You know those people who pack up and move and three (or maybe ten) years later still have sealed boxes shoved in closets or perhaps stored on the second floor of their barn? Well, if you didn’t and you’re reading this, now you do. We’ve been digging through some accumulated clutter lately and have finally ventured to unpack a few of “those” boxes. What treasures we’ve found!
The first box, bursting at the seams, was filled with my children’s elementary school writing and guaranteed a nostalgic, laughter-filled evening (and material for a different post at another time). When my husband brought in another box the next day, I dug into it eagerly. It contained a mish mash of items: a college psychology notebook, electric bills from 1994, long-expired coupons, a high school notebook, a horribly angsty poem scribbled on a torn out piece of spiral bound paper, a creased baby picture of me, and more. How had all these items ever been combined into one box? I felt like an archaeologist, sifting carefully through accumulated layers, wondering what would be revealed.
And then I found the letters. My grandmother must have given me these, but I have no recollection of receiving them and have never read them before. How they came to be in this box is a mystery to me. They are letters that my mother wrote to her parents. They remain in their envelopes, postmarked Birmingham, Alabama from 1965-1969. Some are casual and chatty, others more occasion-specific. Only one was written after I was born.

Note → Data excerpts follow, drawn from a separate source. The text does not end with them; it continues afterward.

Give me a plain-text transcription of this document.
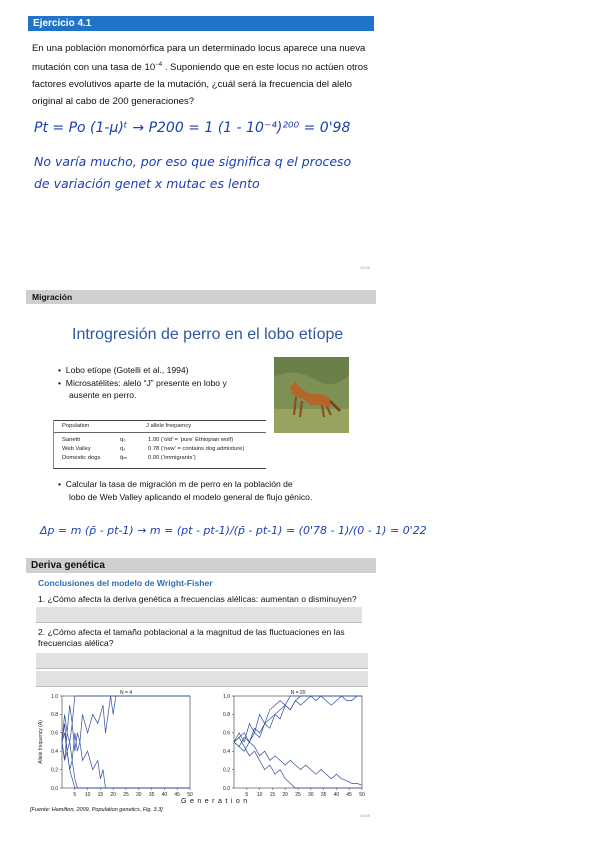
Ejercicio 4.1
En una población monomórfica para un determinado locus aparece una nueva
mutación con una tasa de $10^{-4}$ . Suponiendo que en este locus no actúen otros
factores evolutivos aparte de la mutación, ¿cuál será la frecuencia del alelo
original al cabo de 200 generaciones?
Pt = Po (1-μ)ᵗ → P200 = 1 (1 - 10⁻⁴)²⁰⁰ = 0'98
No varía mucho, por eso que significa q el proceso
de variación genet x mutac es lento
12/40
Migración
Introgresión de perro en el lobo etíope
•  Lobo etíope (Gotelli et al., 1994)
•  Microsatélites: alelo “J” presente en lobo y
ausente en perro.
Population	J allele frequency
Sanetti	q₀	1.00 (‘old’ = ‘pure’ Ethiopian wolf)
Web Valley	q₁	0.78 (‘new’ = contains dog admixture)
Domestic dogs	q̄ₘ	0.00 (‘immigrants’)
•  Calcular la tasa de migración m de perro en la población de
lobo de Web Valley aplicando el modelo general de flujo génico.
Δp = m (p̄ - pt-1) → m = (pt - pt-1)/(p̄ - pt-1) = (0'78 - 1)/(0 - 1) = 0'22
Deriva genética
Conclusiones del modelo de Wright-Fisher
1. ¿Cómo afecta la deriva genética a frecuencias alélicas: aumentan o disminuyen?
2. ¿Cómo afecta el tamaño poblacional a la magnitud de las fluctuaciones en las
frecuencias alélica?
N = 4
0.0
0.2
0.4
0.6
0.8
1.0
5 10 15 20 25 30 35 40 45 50
Allele frequency (A)
N = 20
0.0
0.2
0.4
0.6
0.8
1.0
5 10 15 20 25 30 35 40 45 50
Generation
[Fuente: Hamilton, 2009, Population genetics, Fig. 3.3]
42/59
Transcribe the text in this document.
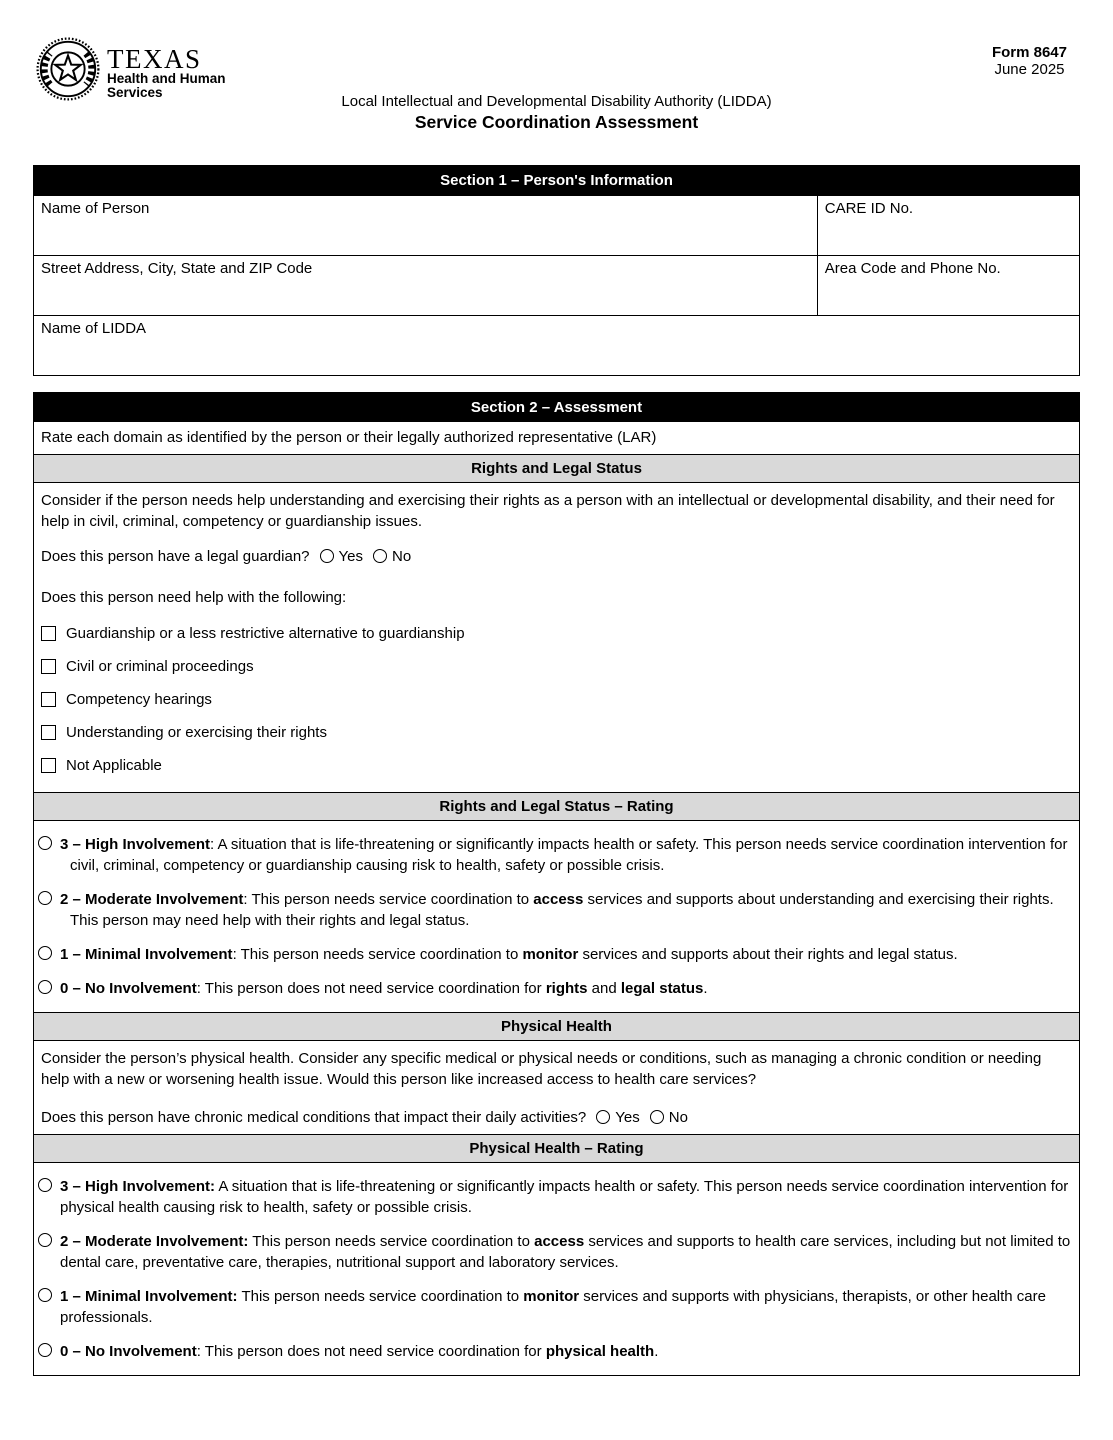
TEXAS
Health and Human
Services
Form 8647
June 2025
Local Intellectual and Developmental Disability Authority (LIDDA)
Service Coordination Assessment
Section 1 – Person's Information
Name of Person	CARE ID No.
Street Address, City, State and ZIP Code	Area Code and Phone No.
Name of LIDDA
Section 2 – Assessment
Rate each domain as identified by the person or their legally authorized representative (LAR)
Rights and Legal Status

Consider if the person needs help understanding and exercising their rights as a person with an intellectual or developmental disability, and their need for help in civil, criminal, competency or guardianship issues.

Does this person have a legal guardian? Yes No
Does this person need help with the following:
Guardianship or a less restrictive alternative to guardianship
Civil or criminal proceedings
Competency hearings
Understanding or exercising their rights
Not Applicable
Rights and Legal Status – Rating

3 – High Involvement: A situation that is life-threatening or significantly impacts health or safety. This person needs service coordination intervention for civil, criminal, competency or guardianship causing risk to health, safety or possible crisis.

2 – Moderate Involvement: This person needs service coordination to access services and supports about understanding and exercising their rights. This person may need help with their rights and legal status.

1 – Minimal Involvement: This person needs service coordination to monitor services and supports about their rights and legal status.

0 – No Involvement: This person does not need service coordination for rights and legal status.

Physical Health

Consider the person’s physical health. Consider any specific medical or physical needs or conditions, such as managing a chronic condition or needing help with a new or worsening health issue. Would this person like increased access to health care services?

Does this person have chronic medical conditions that impact their daily activities? Yes No
Physical Health – Rating

3 – High Involvement: A situation that is life-threatening or significantly impacts health or safety. This person needs service coordination intervention for physical health causing risk to health, safety or possible crisis.

2 – Moderate Involvement: This person needs service coordination to access services and supports to health care services, including but not limited to dental care, preventative care, therapies, nutritional support and laboratory services.

1 – Minimal Involvement: This person needs service coordination to monitor services and supports with physicians, therapists, or other health care professionals.

0 – No Involvement: This person does not need service coordination for physical health.
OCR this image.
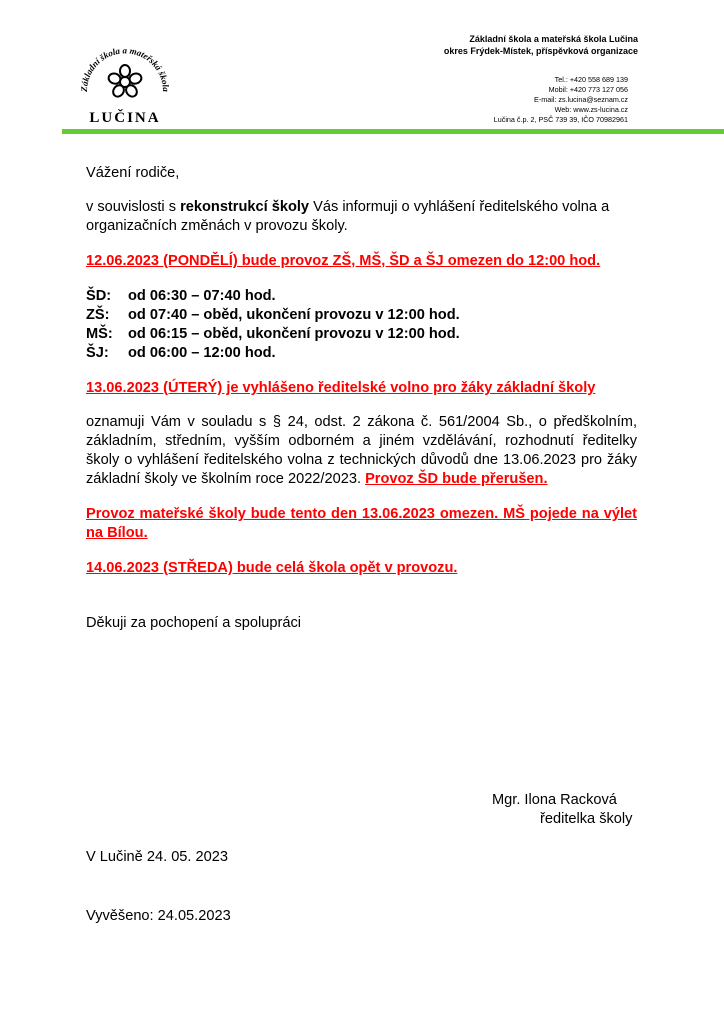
Základní škola a mateřská škola
LUČINA
Základní škola a mateřská škola Lučina
okres Frýdek-Místek, příspěvková organizace
Tel.: +420 558 689 139
Mobil: +420 773 127 056
E-mail: zs.lucina@seznam.cz
Web: www.zs-lucina.cz
Lučina č.p. 2, PSČ 739 39, IČO 70982961

Vážení rodiče,

v souvislosti s rekonstrukcí školy Vás informuji o vyhlášení ředitelského volna a organizačních změnách v provozu školy.

12.06.2023 (PONDĚLÍ) bude provoz ZŠ, MŠ, ŠD a ŠJ omezen do 12:00 hod.

ŠD:	od 06:30 – 07:40 hod.
ZŠ:	od 07:40 – oběd, ukončení provozu v 12:00 hod.
MŠ:	od 06:15 – oběd, ukončení provozu v 12:00 hod.
ŠJ:	od 06:00 – 12:00 hod.

13.06.2023 (ÚTERÝ) je vyhlášeno ředitelské volno pro žáky základní školy

oznamuji Vám v souladu s § 24, odst. 2 zákona č. 561/2004 Sb., o předškolním, základním, středním, vyšším odborném a jiném vzdělávání, rozhodnutí ředitelky školy o vyhlášení ředitelského volna z technických důvodů dne 13.06.2023 pro žáky základní školy ve školním roce 2022/2023. Provoz ŠD bude přerušen.

Provoz mateřské školy bude tento den 13.06.2023 omezen. MŠ pojede na výlet na Bílou.

14.06.2023 (STŘEDA) bude celá škola opět v provozu.

Děkuji za pochopení a spolupráci

Mgr. Ilona Racková
ředitelka školy
V Lučině 24. 05. 2023
Vyvěšeno: 24.05.2023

Overall, these letters were a precious, unexpected gift– a window into my mother’s daily life as a mother, a wife and a daughter and a glimpse into the times. In July of 1969, my mom was ending her week-long stay on the maternity ward and wrote to share the name of my newly-born younger sister. She confided that she had read 7 books and written notes, but was bored and didn’t have enough to do. She also detailed how my older sister had been “burning up the wires”, having figured out how to call her at the hospital, and noted that she must “driven the switchboard crazy!”At the end of another letter she shared an anecdote about my older brother, who was maybe 4 or so at the time. They’d been talking about his dark brown eyes and he’d solemnly stated, “I guess I must have drank a lot of coffee, Mommy!” Her shortest note was a heartfelt thank you to her mother, my grandmother, for an unnamed yet clearly meaningful gift that had moved her to tears. She wrote with news of neighbors and friends, asides about rinsing diapers and doing laundry, information about a raise for my dad, stories of her children, and in one letter described a large November snowfall in Birmingham that set the town into frenzies of excitement and snowman building. My intrepid older sister was apparently “thrilled to death” while my brown-eyed brother became furious every time his gloves got wet. One letter even enclosed the “profile shot you were promised” of my mother 5 1/2 months pregnant with me–and gloriously large already!
I read each letter again and again and I held them in my hands, tenderly, knowing my mother once held them in her own hands. She wrote these words, sealed these envelopes, addressed them to her parents, certainly never dreaming that I’d be their recipient so many decades later. I’m sure she never imagined that she wouldn’t be here and that these simple, chatty letters would connect us through time on a random sunny morning in 2016. Nor did she imagine that I would read them aloud to my daughters, hoping they would feel a connection to this woman they had never met–that these letters, artifacts of a long-ago time, would help them to imagine their grandmother. Finding and reading these letters was such a gift, albeit a bittersweet one.
I’ll close with my mother’s written words to her mother as they seem especially apt for this moment of connection, 51 years after this letter was written and 35 years after she died.
“I have an enormous lump in my throat – so enough for now.
So, daughter to Mother – I love you.”